Die Beschwerde der Anmelderin ist zulässig und begründet. Das Musterregister hat die Eintragung der noch streitgegenständlichen Muster zu Unrecht gemäß § 10 Absatz 2 Satz 3 GeschmMG versagt; § 7 Absatz 2 GeschmMG steht dem Schutz der angemeldeten Muster nicht entgegen.

1. Gegenstand der zur Eintragung in das Musterregister bestimmten Sammelanmeldung von Mustern sind - nach der Rücknahme des Eintragungsantrags für die Muster 20A/1999 bis 20G/1999 (= laufende Nummer 11 bis 17) - 13 Ersttagssammelblätter, die jeweils originale Postwertzeichen (Briefmarken) enthalten.
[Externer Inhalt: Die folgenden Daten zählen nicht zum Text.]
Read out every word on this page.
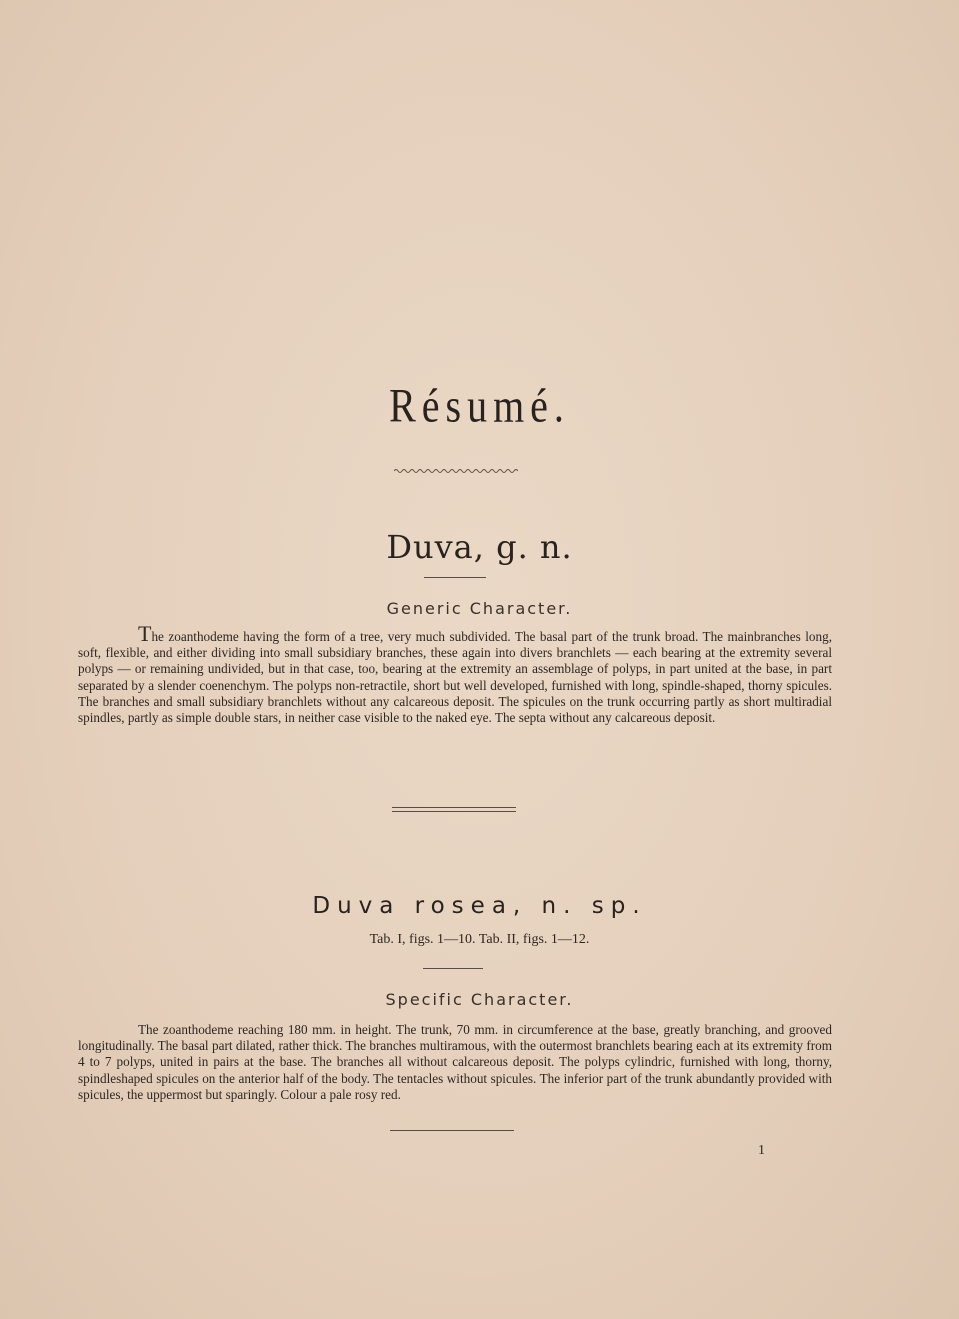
Résumé.
Duva, g. n.
Generic Character.
The zoanthodeme having the form of a tree, very much subdivided. The basal part of the trunk broad. The mainbranches long, soft, flexible, and either dividing into small subsidiary branches, these again into divers branchlets — each bearing at the extremity several polyps — or remaining undivided, but in that case, too, bearing at the extremity an assemblage of polyps, in part united at the base, in part separated by a slender coenenchym. The polyps non-retractile, short but well developed, furnished with long, spindle-shaped, thorny spicules. The branches and small subsidiary branchlets without any calcareous deposit. The spicules on the trunk occurring partly as short multiradial spindles, partly as simple double stars, in neither case visible to the naked eye. The septa without any calcareous deposit.
Duva rosea, n. sp.
Tab. I, figs. 1—10. Tab. II, figs. 1—12.
Specific Character.
The zoanthodeme reaching 180 mm. in height. The trunk, 70 mm. in circumference at the base, greatly branching, and grooved longitudinally. The basal part dilated, rather thick. The branches multiramous, with the outermost branchlets bearing each at its extremity from 4 to 7 polyps, united in pairs at the base. The branches all without calcareous deposit. The polyps cylindric, furnished with long, thorny, spindleshaped spicules on the anterior half of the body. The tentacles without spicules. The inferior part of the trunk abundantly provided with spicules, the uppermost but sparingly. Colour a pale rosy red.
1
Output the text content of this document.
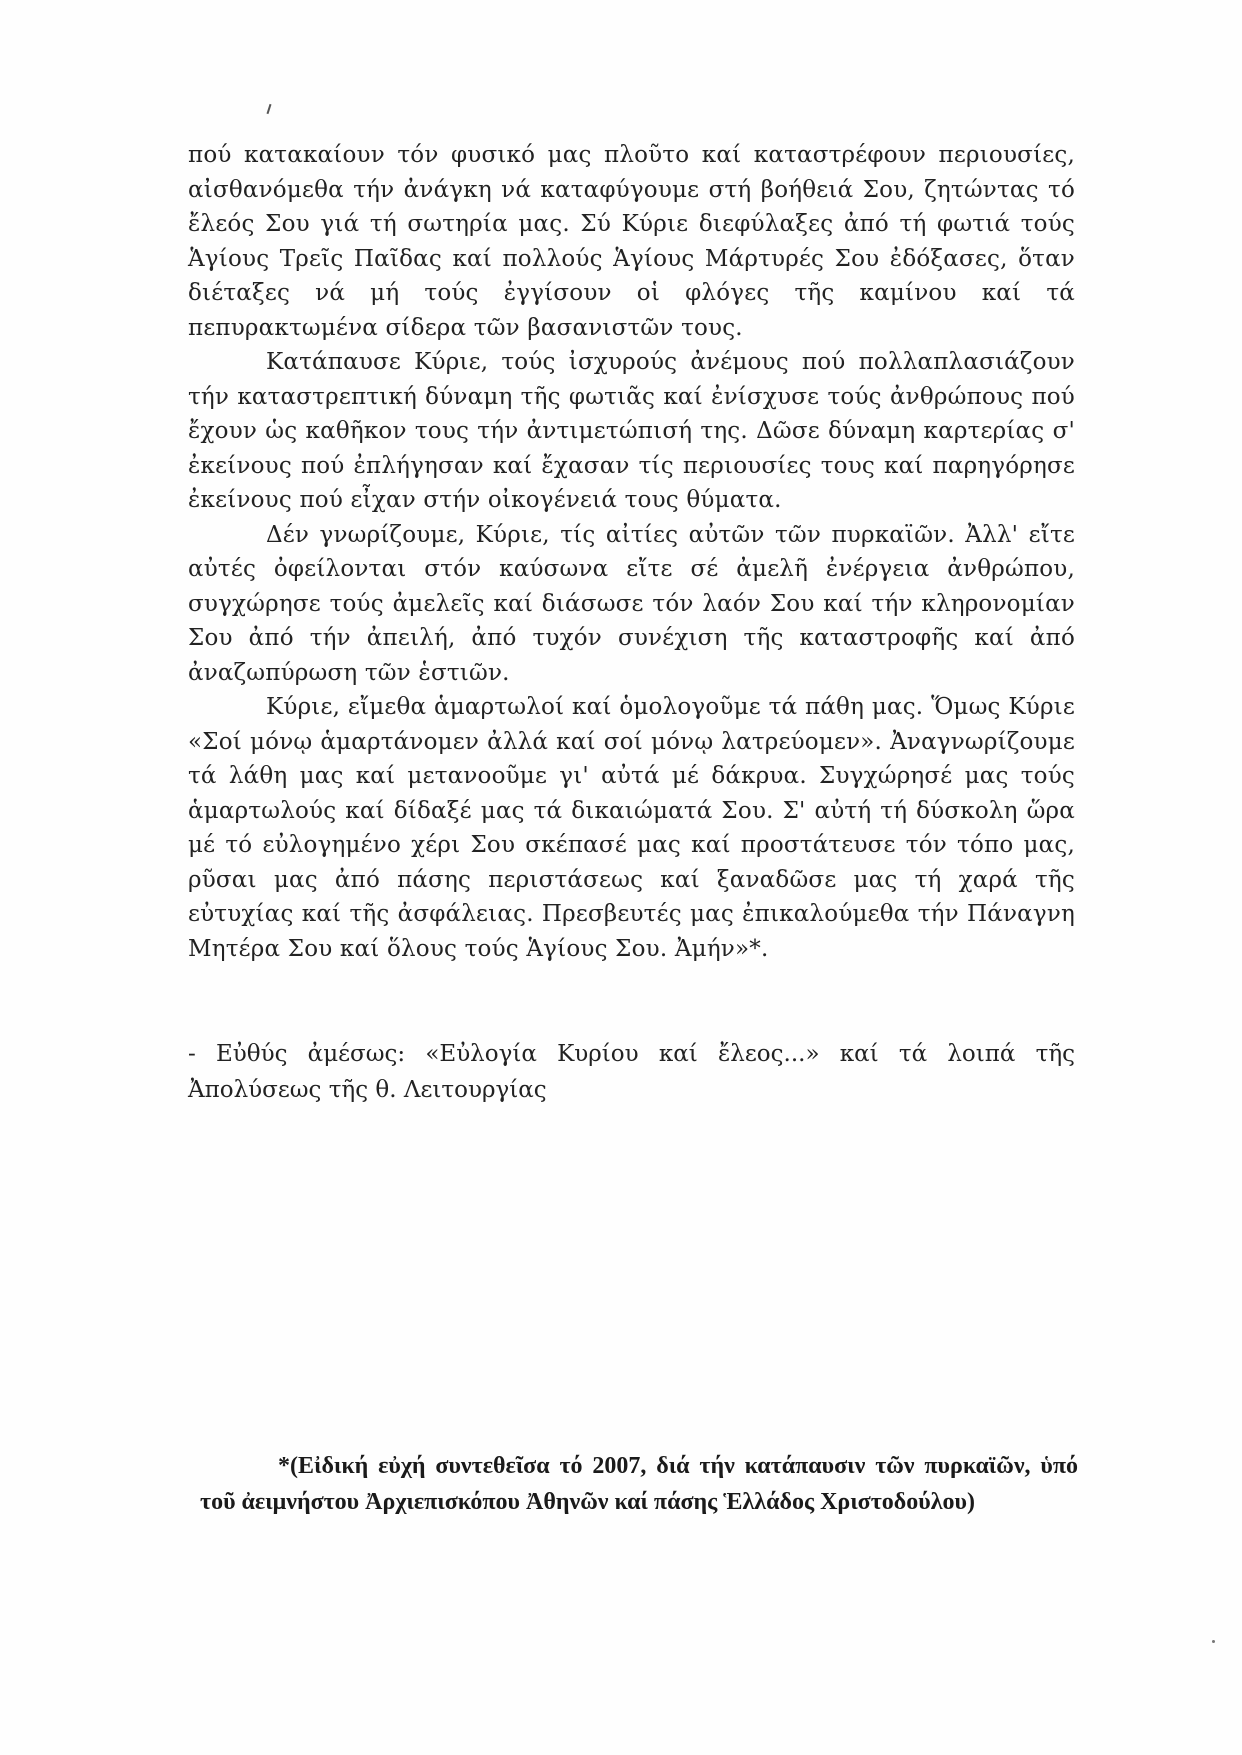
πού κατακαίουν τόν φυσικό μας πλοῦτο καί καταστρέφουν περιουσίες, αἰσθανόμεθα τήν ἀνάγκη νά καταφύγουμε στή βοήθειά Σου, ζητώντας τό ἔλεός Σου γιά τή σωτηρία μας. Σύ Κύριε διεφύλαξες ἀπό τή φωτιά τούς Ἁγίους Τρεῖς Παῖδας καί πολλούς Ἁγίους Μάρτυρές Σου ἐδόξασες, ὅταν διέταξες νά μή τούς ἐγγίσουν οἱ φλόγες τῆς καμίνου καί τά πεπυρακτωμένα σίδερα τῶν βασανιστῶν τους.

Κατάπαυσε Κύριε, τούς ἰσχυρούς ἀνέμους πού πολλαπλασιάζουν τήν καταστρεπτική δύναμη τῆς φωτιᾶς καί ἐνίσχυσε τούς ἀνθρώπους πού ἔχουν ὡς καθῆκον τους τήν ἀντιμετώπισή της. Δῶσε δύναμη καρτερίας σ' ἐκείνους πού ἐπλήγησαν καί ἔχασαν τίς περιουσίες τους καί παρηγόρησε ἐκείνους πού εἶχαν στήν οἰκογένειά τους θύματα.

Δέν γνωρίζουμε, Κύριε, τίς αἰτίες αὐτῶν τῶν πυρκαϊῶν. Ἀλλ' εἴτε αὐτές ὀφείλονται στόν καύσωνα εἴτε σέ ἀμελῆ ἐνέργεια ἀνθρώπου, συγχώρησε τούς ἀμελεῖς καί διάσωσε τόν λαόν Σου καί τήν κληρονομίαν Σου ἀπό τήν ἀπειλή, ἀπό τυχόν συνέχιση τῆς καταστροφῆς καί ἀπό ἀναζωπύρωση τῶν ἑστιῶν.

Κύριε, εἴμεθα ἁμαρτωλοί καί ὁμολογοῦμε τά πάθη μας. Ὅμως Κύριε «Σοί μόνῳ ἁμαρτάνομεν ἀλλά καί σοί μόνῳ λατρεύομεν». Ἀναγνωρίζουμε τά λάθη μας καί μετανοοῦμε γι' αὐτά μέ δάκρυα. Συγχώρησέ μας τούς ἁμαρτωλούς καί δίδαξέ μας τά δικαιώματά Σου. Σ' αὐτή τή δύσκολη ὥρα μέ τό εὐλογημένο χέρι Σου σκέπασέ μας καί προστάτευσε τόν τόπο μας, ρῦσαι μας ἀπό πάσης περιστάσεως καί ξαναδῶσε μας τή χαρά τῆς εὐτυχίας καί τῆς ἀσφάλειας. Πρεσβευτές μας ἐπικαλούμεθα τήν Πάναγνη Μητέρα Σου καί ὅλους τούς Ἁγίους Σου. Ἀμήν»*.

- Εὐθύς ἀμέσως: «Εὐλογία Κυρίου καί ἔλεος...» καί τά λοιπά τῆς Ἀπολύσεως τῆς θ. Λειτουργίας
*(Εἰδική εὐχή συντεθεῖσα τό 2007, διά τήν κατάπαυσιν τῶν πυρκαϊῶν, ὑπό τοῦ ἀειμνήστου Ἀρχιεπισκόπου Ἀθηνῶν καί πάσης Ἑλλάδος Χριστοδούλου)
2. Ein derartiges Geschmacksmuster verstößt nicht gegen die öffentliche Ordnung gemäß § 7 Abs 2 GeschmMG. Nach dieser Vorschrift wird durch die Anmeldung eines Geschmacksmusters Schutz gegen Nachbildung nicht erlangt, wenn die Veröffentlichung des Musters oder die Verbreitung einer Nachbildung gegen die öffentliche Ordnung oder die guten Sitten verstößt. Liegt eine dieser Voraussetzungen vor, hat das Musterregister gemäß § 10 Abs 2 Satz 3 GeschmMG festzustellen, dass der Schutz für das Muster nicht erlangt worden ist und die Eintragung zu versagen.

a. Die materiellrechtliche Prüfung nach § 7 Abs 2 GeschmMG stellt eine - dem urheberrechtlich geprägten Geschmacksmusterrecht an sich fremde - Ausnahme von dem Grundsatz dar, dass der Musterschutz mit der Anmeldung entsteht (§ 7 Abs 1 GeschmMG). Sie soll verhindern, dass Muster eingetragen und gemäß § 8 Abs 2 GeschmMG mit dem Anschein gesetzlichen Schutzes im Geschmacksmusterblatt bekannt gemacht werden, die gegen die öffentliche Ordnung verstoßen (vgl Begründung zu Art 1 Nr 2 des Entwurfs eines Gesetzes zur Änderung des Geschmacksmustergesetzes, BlPMZ 1987, 50, 55).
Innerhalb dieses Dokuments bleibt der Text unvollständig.